Many reports hand you one number and a color. That’s not enough to act on. Use the score as a starting flag, then check the lines the tool marked.

Ask if they show real facts and real sources, or if they stay generic.

How To Read AI Percentages Without Jumping To The Wrong Call
Report Result What It Often Means Next Step
0% with no marks The tool saw weak signals in the prose it scored Still check for source accuracy and copied passages
0% with skipped sections Large parts were not scored, so “0%” reflects only a slice Ask what text qualified and rerun with clean prose only
10–25% scattered Could be a few AI-assisted lines or a style match Review marked lines and compare to drafts
10–25% in one block A pasted segment that reads like a generator output Ask for earlier versions for that block
30–60% across many paragraphs Mixed authorship or heavy AI rewrite patterns Check revision history for paste-ins and rewrite passes
60–100% across most prose The pattern match is strong on the scored text Don’t rely on the score alone; ask for process proof
High score on a short sample Short text can swing wildly and overfit the model Test a longer section and judge the full writing trail
High score on rigid templates Formula writing can look machine-like Compare with earlier work in the same format
High score after heavy editing Edits can blur signals, or the tool may label “AI plus edits” Read the tool’s label text and check what it says it detects

If You Need To Show Proof Of Human Writing

If you’re facing a challenge, a clean proof pack beats arguments. It shows how the text came together, step by step.

Build A Simple Proof Pack

  • Keep the editable file with version history, not only a final PDF.
  • Save early outlines and drafts, including messy ones.
  • Keep a short source list with links you used and notes on what each source says.
  • Keep any prompts you used, plus the parts you rewrote by hand.
  • Add a short note that states what AI did and what you changed after.

When you copy text between apps, the history can vanish. If you must move text, paste in small chunks and keep the old file. A simple screenshot of version history can also help when someone asks for a quick check.

If your policy allows AI for brainstorming, keep the outline you started with, then show where you added sources, class notes, or project data. If you used speech-to-text or a grammar checker, note it, since it can shift signals. That trail makes your work easy to defend without drama.

For Teachers, Editors, And Managers

A detector can be a hint. It should not be the whole case. False flags can harm trust.

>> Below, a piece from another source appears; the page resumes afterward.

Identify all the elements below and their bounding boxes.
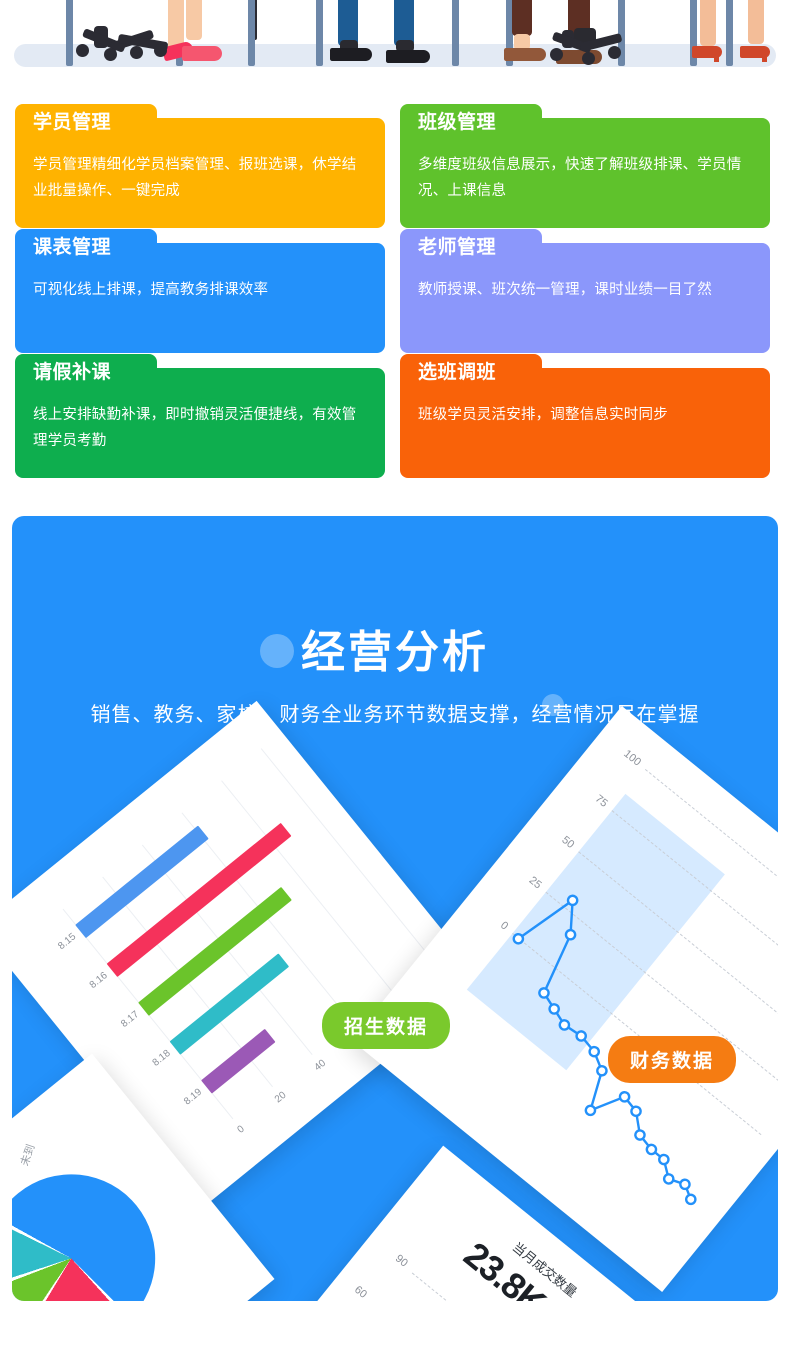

When the question becomes how much was written by ai, ask for drafts and version history before you judge the work.

Use Process As Your Main Standard

Start with the basics: does the work answer the prompt, cite real sources, and show real thinking? If yes, a detector score alone should not flip the result.

If the work is vague, thin, or off-topic, ask for drafts and notes. That’s fair no matter who wrote it.

Match The Response To The Stakes

Low-stakes work calls for a low-stakes response. Ask for a rewrite, ask for citations, or ask for a short in-person explanation of the work.

High-stakes cases need more than a badge. Ask for file history, tool logs, and source notes.

How Much Was Written By AI

Treat AI detection as a clue, then lean on process. The strongest answer comes from drafts, version history, and a close read.